Busyness business
I’ve had a lot to do, what a universal experience.
I’ve noticed there are people who appear to cope very well with busyness, revel in it, in fact. (Are they the extroverts?)
For me, I can’t function without a lot of space; to think, to look. (Is this a universal experience for creatives?) (Are most creatives also introverts?)
I can reason to myself and say, it’s three weeks until I go away; a holiday for painting and drawing and hill walking and wild swimming (the wild swimming is a hobby-in-progress, but I’m trying to pursue it.) A holiday for thinking and looking. Because aren’t all those activities all just an excuse to think and to look? Perhaps all my interests are.

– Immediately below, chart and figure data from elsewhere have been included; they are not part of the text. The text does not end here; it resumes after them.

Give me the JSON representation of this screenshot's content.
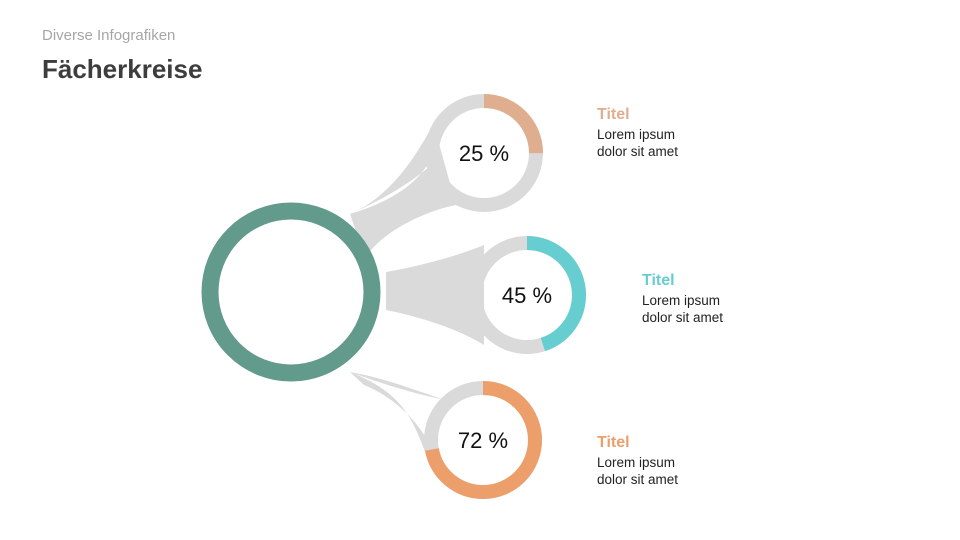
{
  "header": {
    "subtitle": "Diverse Infografiken",
    "title": "Fächerkreise"
  },
  "hub": {
    "color": "#629a8c"
  },
  "ring_track_color": "#dadada",
  "connector_color": "#dadada",
  "items": [
    {
      "percent": 25,
      "percent_label": "25 %",
      "color": "#dfae8e",
      "title": "Titel",
      "text_line1": "Lorem ipsum",
      "text_line2": "dolor sit amet"
    },
    {
      "percent": 45,
      "percent_label": "45 %",
      "color": "#66cdd0",
      "title": "Titel",
      "text_line1": "Lorem ipsum",
      "text_line2": "dolor sit amet"
    },
    {
      "percent": 72,
      "percent_label": "72 %",
      "color": "#ec9f6b",
      "title": "Titel",
      "text_line1": "Lorem ipsum",
      "text_line2": "dolor sit amet"
    }
  ]
}
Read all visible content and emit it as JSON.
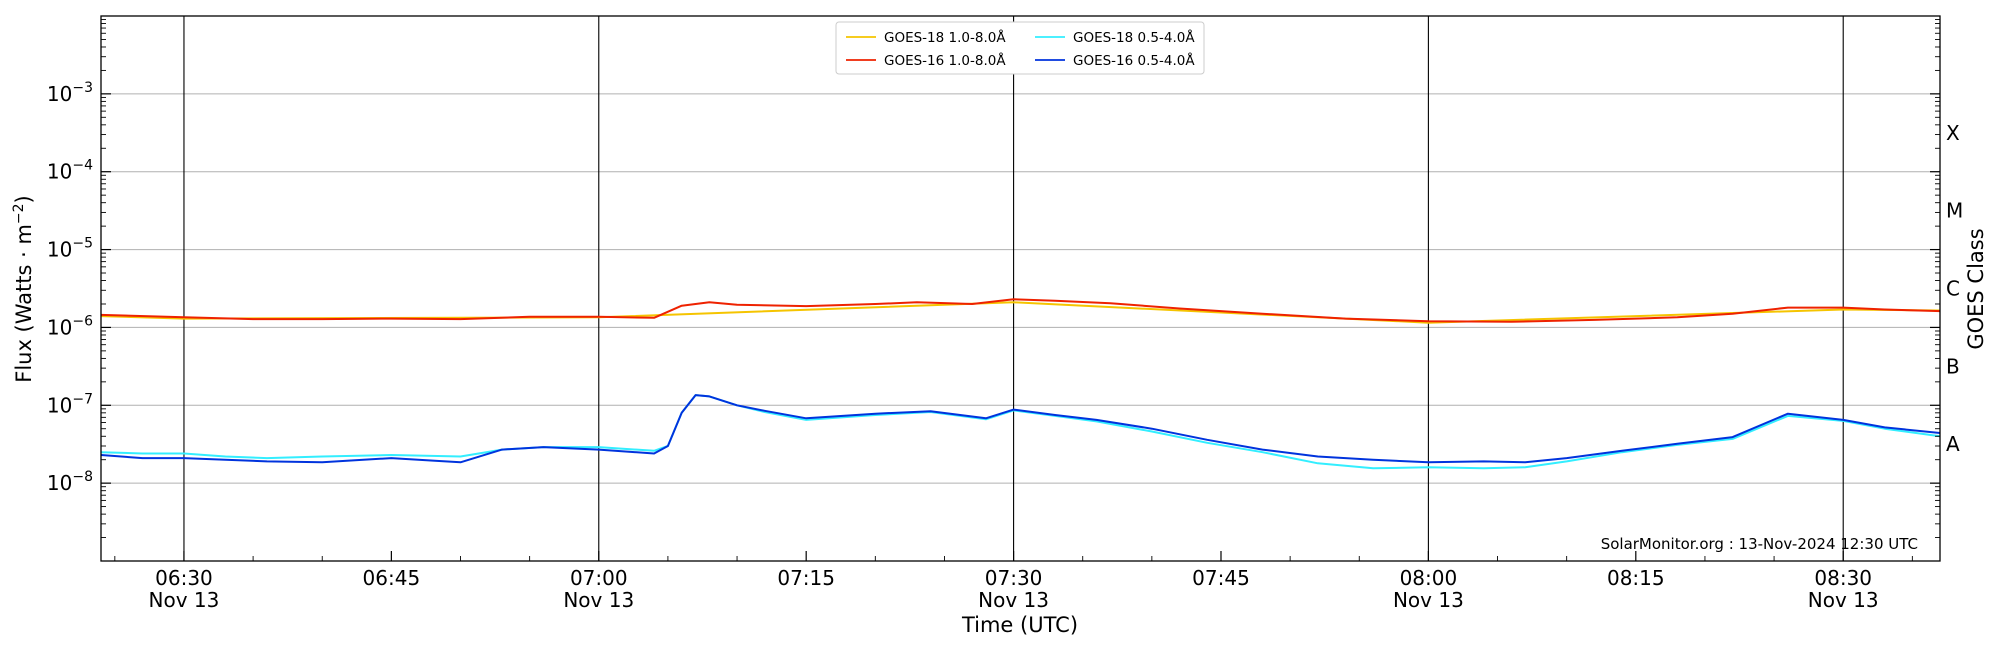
{
  "chart_data": {
    "type": "line",
    "xlabel": "Time (UTC)",
    "ylabel_prefix": "Flux (Watts · m",
    "ylabel_exp": "−2",
    "ylabel_suffix": ")",
    "right_axis_label": "GOES Class",
    "y_scale": "log",
    "ylim": [
      1e-09,
      0.01
    ],
    "xlim": [
      "06:24",
      "08:37"
    ],
    "x_ticks": [
      {
        "time": "06:30",
        "label": "06:30",
        "sublabel": "Nov 13"
      },
      {
        "time": "06:45",
        "label": "06:45",
        "sublabel": ""
      },
      {
        "time": "07:00",
        "label": "07:00",
        "sublabel": "Nov 13"
      },
      {
        "time": "07:15",
        "label": "07:15",
        "sublabel": ""
      },
      {
        "time": "07:30",
        "label": "07:30",
        "sublabel": "Nov 13"
      },
      {
        "time": "07:45",
        "label": "07:45",
        "sublabel": ""
      },
      {
        "time": "08:00",
        "label": "08:00",
        "sublabel": "Nov 13"
      },
      {
        "time": "08:15",
        "label": "08:15",
        "sublabel": ""
      },
      {
        "time": "08:30",
        "label": "08:30",
        "sublabel": "Nov 13"
      }
    ],
    "vertical_lines": [
      "06:30",
      "07:00",
      "07:30",
      "08:00",
      "08:30"
    ],
    "y_ticks": [
      {
        "value": 1e-08,
        "base": "10",
        "exp": "−8"
      },
      {
        "value": 1e-07,
        "base": "10",
        "exp": "−7"
      },
      {
        "value": 1e-06,
        "base": "10",
        "exp": "−6"
      },
      {
        "value": 1e-05,
        "base": "10",
        "exp": "−5"
      },
      {
        "value": 0.0001,
        "base": "10",
        "exp": "−4"
      },
      {
        "value": 0.001,
        "base": "10",
        "exp": "−3"
      }
    ],
    "class_labels": [
      {
        "value": 3.16e-08,
        "label": "A"
      },
      {
        "value": 3.16e-07,
        "label": "B"
      },
      {
        "value": 3.16e-06,
        "label": "C"
      },
      {
        "value": 3.16e-05,
        "label": "M"
      },
      {
        "value": 0.000316,
        "label": "X"
      }
    ],
    "grid": "horizontal",
    "legend_position": "top-center",
    "annotation": "SolarMonitor.org : 13-Nov-2024 12:30 UTC",
    "series": [
      {
        "name": "GOES-18 1.0-8.0Å",
        "color": "#f5c400",
        "times": [
          "06:24",
          "06:30",
          "07:00",
          "07:30",
          "08:00",
          "08:30",
          "08:37"
        ],
        "values": [
          1.4e-06,
          1.3e-06,
          1.35e-06,
          2.1e-06,
          1.15e-06,
          1.7e-06,
          1.65e-06
        ]
      },
      {
        "name": "GOES-16 1.0-8.0Å",
        "color": "#ee2200",
        "times": [
          "06:24",
          "06:30",
          "06:35",
          "06:40",
          "06:45",
          "06:50",
          "06:55",
          "07:00",
          "07:04",
          "07:06",
          "07:08",
          "07:10",
          "07:15",
          "07:20",
          "07:23",
          "07:27",
          "07:30",
          "07:33",
          "07:37",
          "07:42",
          "07:48",
          "07:54",
          "08:00",
          "08:06",
          "08:12",
          "08:18",
          "08:22",
          "08:26",
          "08:30",
          "08:33",
          "08:37"
        ],
        "values": [
          1.45e-06,
          1.35e-06,
          1.28e-06,
          1.28e-06,
          1.3e-06,
          1.28e-06,
          1.37e-06,
          1.37e-06,
          1.33e-06,
          1.9e-06,
          2.1e-06,
          1.95e-06,
          1.88e-06,
          2e-06,
          2.1e-06,
          2e-06,
          2.3e-06,
          2.2e-06,
          2.05e-06,
          1.75e-06,
          1.5e-06,
          1.3e-06,
          1.2e-06,
          1.18e-06,
          1.25e-06,
          1.35e-06,
          1.5e-06,
          1.8e-06,
          1.8e-06,
          1.7e-06,
          1.62e-06
        ]
      },
      {
        "name": "GOES-18 0.5-4.0Å",
        "color": "#33eeff",
        "times": [
          "06:24",
          "06:27",
          "06:30",
          "06:33",
          "06:36",
          "06:40",
          "06:45",
          "06:50",
          "06:53",
          "06:56",
          "07:00",
          "07:04",
          "07:05",
          "07:06",
          "07:07",
          "07:08",
          "07:10",
          "07:12",
          "07:15",
          "07:20",
          "07:24",
          "07:28",
          "07:30",
          "07:33",
          "07:36",
          "07:40",
          "07:44",
          "07:48",
          "07:52",
          "07:56",
          "08:00",
          "08:04",
          "08:07",
          "08:10",
          "08:14",
          "08:18",
          "08:22",
          "08:26",
          "08:30",
          "08:33",
          "08:37"
        ],
        "values": [
          2.5e-08,
          2.4e-08,
          2.4e-08,
          2.2e-08,
          2.1e-08,
          2.2e-08,
          2.3e-08,
          2.2e-08,
          2.7e-08,
          2.9e-08,
          2.9e-08,
          2.6e-08,
          3e-08,
          8e-08,
          1.35e-07,
          1.3e-07,
          1e-07,
          8.2e-08,
          6.5e-08,
          7.5e-08,
          8.2e-08,
          6.6e-08,
          8.6e-08,
          7.3e-08,
          6.2e-08,
          4.6e-08,
          3.3e-08,
          2.5e-08,
          1.8e-08,
          1.55e-08,
          1.6e-08,
          1.55e-08,
          1.6e-08,
          1.9e-08,
          2.5e-08,
          3.1e-08,
          3.7e-08,
          7.3e-08,
          6.3e-08,
          5e-08,
          4e-08
        ]
      },
      {
        "name": "GOES-16 0.5-4.0Å",
        "color": "#0033dd",
        "times": [
          "06:24",
          "06:27",
          "06:30",
          "06:33",
          "06:36",
          "06:40",
          "06:45",
          "06:48",
          "06:50",
          "06:53",
          "06:56",
          "07:00",
          "07:04",
          "07:05",
          "07:06",
          "07:07",
          "07:08",
          "07:10",
          "07:12",
          "07:15",
          "07:20",
          "07:24",
          "07:28",
          "07:30",
          "07:33",
          "07:36",
          "07:40",
          "07:44",
          "07:48",
          "07:52",
          "07:56",
          "08:00",
          "08:04",
          "08:07",
          "08:10",
          "08:14",
          "08:18",
          "08:22",
          "08:26",
          "08:30",
          "08:33",
          "08:37"
        ],
        "values": [
          2.3e-08,
          2.1e-08,
          2.1e-08,
          2e-08,
          1.9e-08,
          1.85e-08,
          2.1e-08,
          1.95e-08,
          1.85e-08,
          2.7e-08,
          2.9e-08,
          2.7e-08,
          2.4e-08,
          3e-08,
          8e-08,
          1.35e-07,
          1.3e-07,
          1e-07,
          8.5e-08,
          6.8e-08,
          7.8e-08,
          8.4e-08,
          6.8e-08,
          8.8e-08,
          7.5e-08,
          6.5e-08,
          5e-08,
          3.6e-08,
          2.7e-08,
          2.2e-08,
          2e-08,
          1.85e-08,
          1.9e-08,
          1.85e-08,
          2.1e-08,
          2.6e-08,
          3.2e-08,
          3.9e-08,
          7.8e-08,
          6.5e-08,
          5.2e-08,
          4.4e-08
        ]
      }
    ]
  }
}
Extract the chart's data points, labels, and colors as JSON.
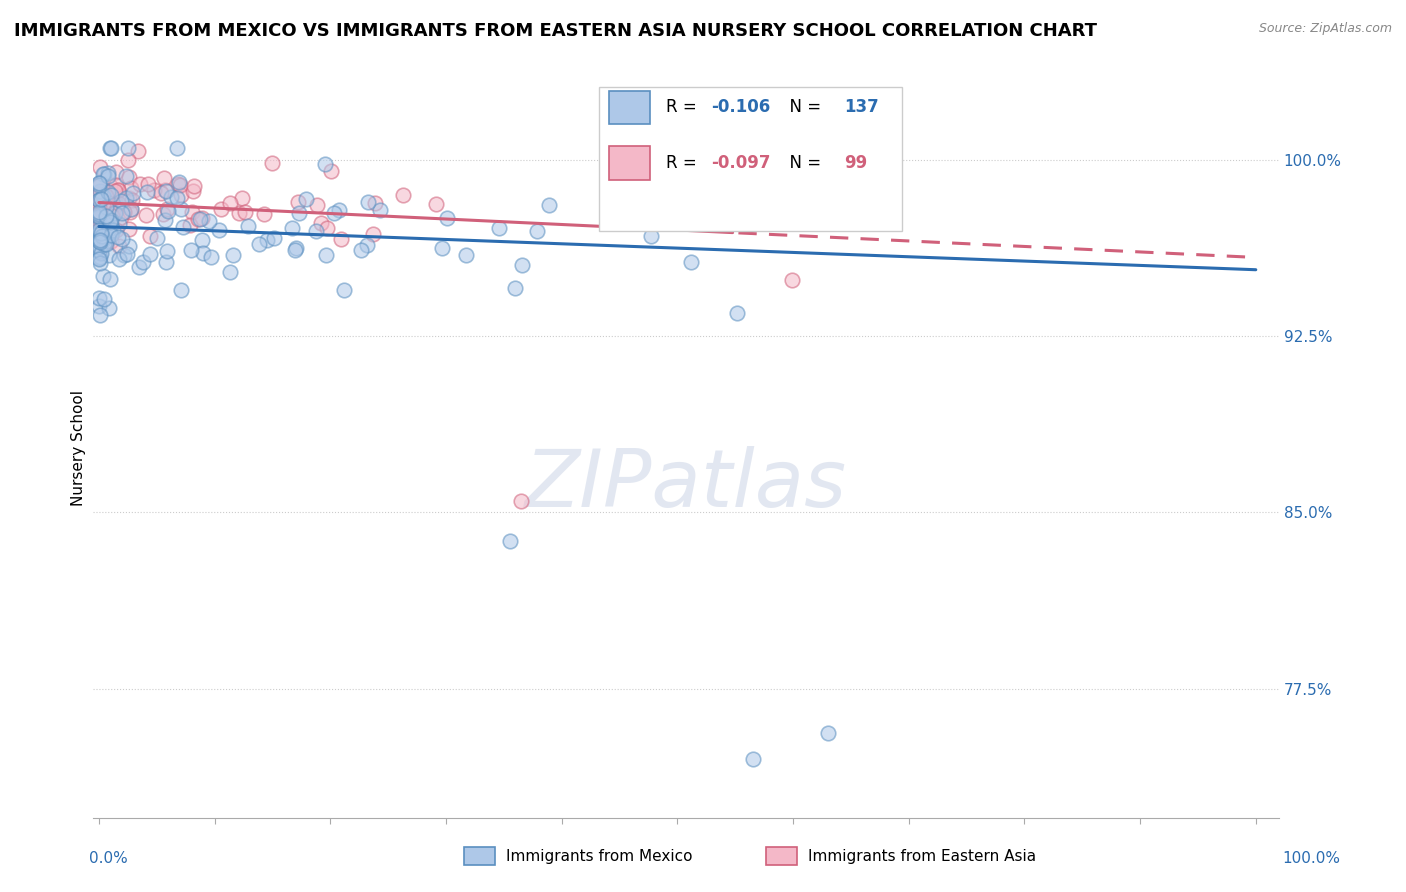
{
  "title": "IMMIGRANTS FROM MEXICO VS IMMIGRANTS FROM EASTERN ASIA NURSERY SCHOOL CORRELATION CHART",
  "source": "Source: ZipAtlas.com",
  "ylabel": "Nursery School",
  "ytick_positions": [
    0.775,
    0.85,
    0.925,
    1.0
  ],
  "ytick_labels": [
    "77.5%",
    "85.0%",
    "92.5%",
    "100.0%"
  ],
  "ylim": [
    0.72,
    1.035
  ],
  "xlim": [
    -0.005,
    1.02
  ],
  "series_mexico": {
    "R": -0.106,
    "N": 137,
    "color": "#aec8e8",
    "edge_color": "#5a8fc0",
    "line_color": "#2b6cb0",
    "label": "Immigrants from Mexico"
  },
  "series_eastern_asia": {
    "R": -0.097,
    "N": 99,
    "color": "#f4b8c8",
    "edge_color": "#d0607a",
    "line_color": "#d0607a",
    "label": "Immigrants from Eastern Asia"
  },
  "background_color": "white",
  "grid_color": "#cccccc",
  "scatter_alpha": 0.55,
  "scatter_size": 110,
  "title_fontsize": 13,
  "axis_label_fontsize": 11,
  "tick_fontsize": 11,
  "legend_fontsize": 12,
  "scatter_linewidth": 1.2,
  "watermark_color": "#d0d8e8",
  "watermark_alpha": 0.6
}
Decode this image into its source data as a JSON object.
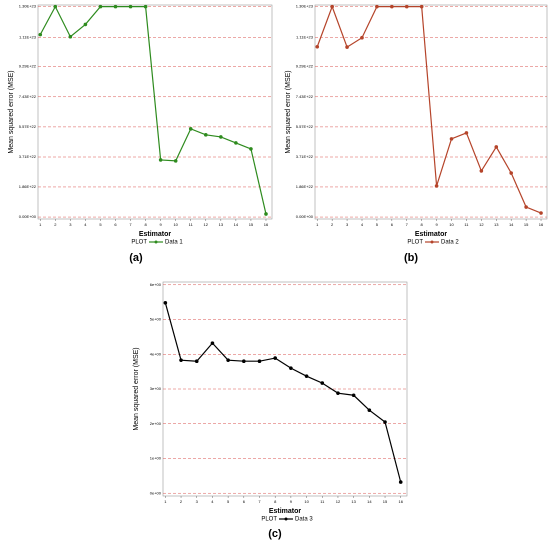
{
  "chart_data": [
    {
      "type": "line",
      "caption": "(a)",
      "xlabel": "Estimator",
      "ylabel": "Mean squared error (MSE)",
      "legend_title": "PLOT",
      "x": [
        1,
        2,
        3,
        4,
        5,
        6,
        7,
        8,
        9,
        10,
        11,
        12,
        13,
        14,
        15,
        16
      ],
      "series": [
        {
          "name": "Data 1",
          "color": "#2e8b1e",
          "values": [
            1.127e+23,
            1.3e+23,
            1.114e+23,
            1.19e+23,
            1.3e+23,
            1.3e+23,
            1.3e+23,
            1.3e+23,
            3.53e+22,
            3.47e+22,
            5.45e+22,
            5.08e+22,
            4.95e+22,
            4.58e+22,
            4.21e+22,
            1.9e+21
          ]
        }
      ],
      "xlim": [
        0.85,
        16.4
      ],
      "xticks": [
        1,
        2,
        3,
        4,
        5,
        6,
        7,
        8,
        9,
        10,
        11,
        12,
        13,
        14,
        15,
        16
      ],
      "ylim": [
        -1.2e+21,
        1.31e+23
      ],
      "yticks": [
        {
          "value": 0,
          "label": "0.00E+00"
        },
        {
          "value": 1.86e+22,
          "label": "1.86E+22"
        },
        {
          "value": 3.71e+22,
          "label": "3.71E+22"
        },
        {
          "value": 5.57e+22,
          "label": "5.57E+22"
        },
        {
          "value": 7.43e+22,
          "label": "7.43E+22"
        },
        {
          "value": 9.29e+22,
          "label": "9.29E+22"
        },
        {
          "value": 1.11e+23,
          "label": "1.11E+23"
        },
        {
          "value": 1.3e+23,
          "label": "1.30E+23"
        }
      ],
      "grid": true
    },
    {
      "type": "line",
      "caption": "(b)",
      "xlabel": "Estimator",
      "ylabel": "Mean squared error (MSE)",
      "legend_title": "PLOT",
      "x": [
        1,
        2,
        3,
        4,
        5,
        6,
        7,
        8,
        9,
        10,
        11,
        12,
        13,
        14,
        15,
        16
      ],
      "series": [
        {
          "name": "Data 2",
          "color": "#b5442a",
          "values": [
            1.052e+23,
            1.3e+23,
            1.05e+23,
            1.108e+23,
            1.3e+23,
            1.3e+23,
            1.3e+23,
            1.3e+23,
            1.92e+22,
            4.83e+22,
            5.2e+22,
            2.85e+22,
            4.33e+22,
            2.72e+22,
            6.2e+21,
            2.5e+21
          ]
        }
      ],
      "xlim": [
        0.85,
        16.4
      ],
      "xticks": [
        1,
        2,
        3,
        4,
        5,
        6,
        7,
        8,
        9,
        10,
        11,
        12,
        13,
        14,
        15,
        16
      ],
      "ylim": [
        -1.2e+21,
        1.31e+23
      ],
      "yticks": [
        {
          "value": 0,
          "label": "0.00E+00"
        },
        {
          "value": 1.86e+22,
          "label": "1.86E+22"
        },
        {
          "value": 3.71e+22,
          "label": "3.71E+22"
        },
        {
          "value": 5.57e+22,
          "label": "5.57E+22"
        },
        {
          "value": 7.43e+22,
          "label": "7.43E+22"
        },
        {
          "value": 9.29e+22,
          "label": "9.29E+22"
        },
        {
          "value": 1.11e+23,
          "label": "1.11E+23"
        },
        {
          "value": 1.3e+23,
          "label": "1.30E+23"
        }
      ],
      "grid": true
    },
    {
      "type": "line",
      "caption": "(c)",
      "xlabel": "Estimator",
      "ylabel": "Mean squared error (MSE)",
      "legend_title": "PLOT",
      "x": [
        1,
        2,
        3,
        4,
        5,
        6,
        7,
        8,
        9,
        10,
        11,
        12,
        13,
        14,
        15,
        16
      ],
      "series": [
        {
          "name": "Data 3",
          "color": "#000000",
          "values": [
            5.48,
            3.83,
            3.8,
            4.32,
            3.83,
            3.8,
            3.8,
            3.89,
            3.6,
            3.37,
            3.17,
            2.88,
            2.82,
            2.39,
            2.05,
            0.32
          ]
        }
      ],
      "xlim": [
        0.85,
        16.4
      ],
      "xticks": [
        1,
        2,
        3,
        4,
        5,
        6,
        7,
        8,
        9,
        10,
        11,
        12,
        13,
        14,
        15,
        16
      ],
      "ylim": [
        -0.08,
        6.08
      ],
      "yticks": [
        {
          "value": 0,
          "label": "0e+00"
        },
        {
          "value": 1,
          "label": "1e+00"
        },
        {
          "value": 2,
          "label": "2e+00"
        },
        {
          "value": 3,
          "label": "3e+00"
        },
        {
          "value": 4,
          "label": "4e+00"
        },
        {
          "value": 5,
          "label": "5e+00"
        },
        {
          "value": 6,
          "label": "6e+00"
        }
      ],
      "grid": true
    }
  ]
}
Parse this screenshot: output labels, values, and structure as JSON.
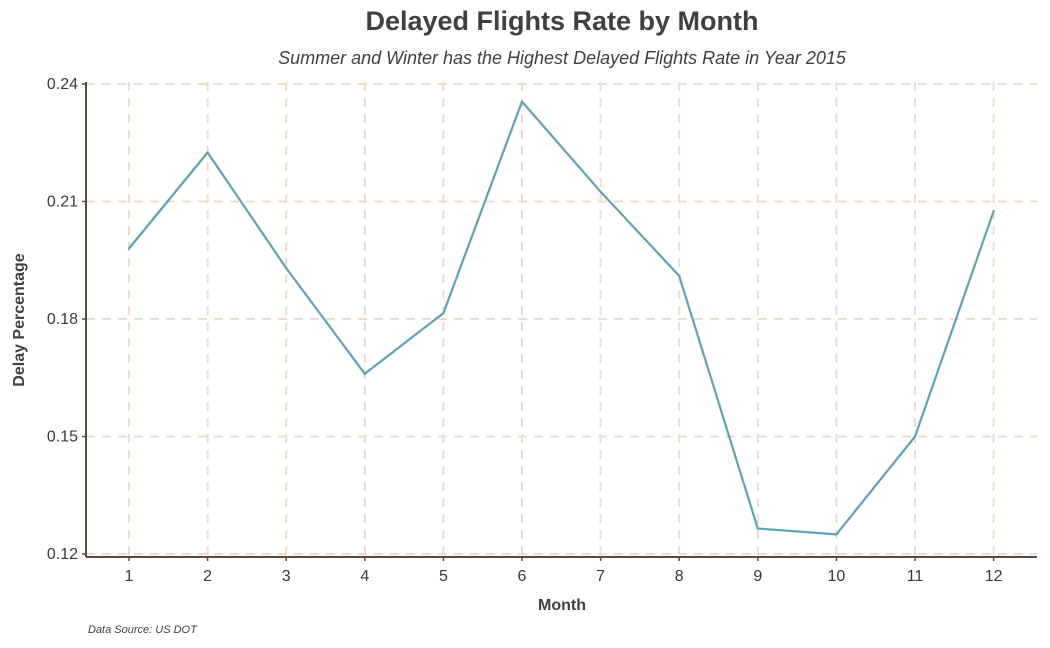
{
  "chart_data": {
    "type": "line",
    "title": "Delayed Flights Rate by Month",
    "subtitle": "Summer and Winter has the Highest Delayed Flights Rate in Year 2015",
    "xlabel": "Month",
    "ylabel": "Delay Percentage",
    "caption": "Data Source: US DOT",
    "x": [
      1,
      2,
      3,
      4,
      5,
      6,
      7,
      8,
      9,
      10,
      11,
      12
    ],
    "values": [
      0.198,
      0.2225,
      0.193,
      0.166,
      0.1815,
      0.2355,
      0.2125,
      0.191,
      0.1265,
      0.125,
      0.15,
      0.2075
    ],
    "xticks": [
      "1",
      "2",
      "3",
      "4",
      "5",
      "6",
      "7",
      "8",
      "9",
      "10",
      "11",
      "12"
    ],
    "yticks": [
      0.12,
      0.15,
      0.18,
      0.21,
      0.24
    ],
    "ytick_labels": [
      "0.12",
      "0.15",
      "0.18",
      "0.21",
      "0.24"
    ],
    "ylim": [
      0.12,
      0.24
    ],
    "grid": true,
    "colors": {
      "line": "#5ba3b5",
      "grid": "#efdccb",
      "axis": "#5c4a3a"
    }
  }
}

I’m busy and yet I’m finding the time to write this. This isn’t another thing on my to-do list, because writing is something that extends from me without obliging it.
Deadlines and short time frames. Most people find it so easy to get lost in the present when they’re stressed. And this makes a lot of sense to me, because I know people who use stress as a tactic to avoid the real things going on in their head; as though stress is an unpleasant form of mindfulness.
A form I don’t want, because mindfulness comes easy to me (as things do, with practice). But it’s easy to scroll away down-time, when it feels like you don’t have enough time to find peace of mind.
Three weeks until I’m thinking and painting and dipping my toes in cold water wondering if I should plunge in.